Gains in consumer spending and business investment helped the U.S. economy rebound more than forecast in the second quarter following a slump in the prior three months that was smaller than previously estimated, according to the Bureau of Labor Statistics.
Gross domestic product rose at a 4 percent annualized rate, the most since the third quarter of 2013, after shrinking 2.1 percent from January through March, Commerce Department figures showed. Consumer spending, the biggest piece of the economy, rose 2.5 percent. Companies added 218,000 workers to payrolls in July, exceeding the average for the year and showing improving demand is bolstering the job market, a private report showed today. The gain this month followed a 281,000 increase in June that was the strongest since November 2012.

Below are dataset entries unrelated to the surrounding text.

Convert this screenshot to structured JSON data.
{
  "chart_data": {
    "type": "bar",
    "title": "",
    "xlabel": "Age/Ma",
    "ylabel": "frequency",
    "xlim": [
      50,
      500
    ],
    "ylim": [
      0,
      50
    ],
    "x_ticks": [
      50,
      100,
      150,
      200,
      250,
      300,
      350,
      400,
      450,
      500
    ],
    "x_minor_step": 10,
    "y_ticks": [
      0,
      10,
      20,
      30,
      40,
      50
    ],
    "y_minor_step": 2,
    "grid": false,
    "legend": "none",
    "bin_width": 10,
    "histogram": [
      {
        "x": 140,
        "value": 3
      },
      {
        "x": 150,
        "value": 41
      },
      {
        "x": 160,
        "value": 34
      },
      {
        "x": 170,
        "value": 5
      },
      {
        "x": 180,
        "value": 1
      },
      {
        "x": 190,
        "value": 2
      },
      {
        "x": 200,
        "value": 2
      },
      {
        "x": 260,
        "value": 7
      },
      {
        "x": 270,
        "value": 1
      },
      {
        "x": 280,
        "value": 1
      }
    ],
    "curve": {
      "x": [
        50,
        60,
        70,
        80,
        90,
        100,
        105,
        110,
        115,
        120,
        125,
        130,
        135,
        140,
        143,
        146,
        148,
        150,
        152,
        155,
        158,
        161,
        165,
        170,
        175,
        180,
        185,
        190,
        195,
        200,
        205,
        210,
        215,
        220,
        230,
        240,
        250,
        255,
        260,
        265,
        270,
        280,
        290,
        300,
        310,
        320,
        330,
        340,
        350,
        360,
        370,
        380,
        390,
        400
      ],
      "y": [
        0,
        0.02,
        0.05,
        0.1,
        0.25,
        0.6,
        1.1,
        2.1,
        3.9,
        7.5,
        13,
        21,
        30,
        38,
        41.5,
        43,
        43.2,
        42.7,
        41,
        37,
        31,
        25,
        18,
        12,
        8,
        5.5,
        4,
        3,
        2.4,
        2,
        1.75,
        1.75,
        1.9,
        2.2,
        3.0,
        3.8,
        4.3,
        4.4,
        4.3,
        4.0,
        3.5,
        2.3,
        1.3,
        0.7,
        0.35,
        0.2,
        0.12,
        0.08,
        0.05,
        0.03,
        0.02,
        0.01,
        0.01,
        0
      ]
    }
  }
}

The updated data showed worker pay was a smaller piece of overall growth than earlier estimated as some Americans reaped significantly more in interest and dividend payments over the past two years. The report also showed the economy expanded more slowly over the past three years, only picking up momentum going into 2014. The increase in household consumption, which accounts for almost 70 percent of the economy, exceeded the 1.9 percent median forecast and followed a 1.2 percent advance in the first three months of 2014. Purchases added 1.7 percentage points to growth.
Purchases of durable goods, including autos, furniture and appliances and recreational vehicles, jumped at a 14 percent annualized rate, the most since the third quarter of 2009, when the recovery began.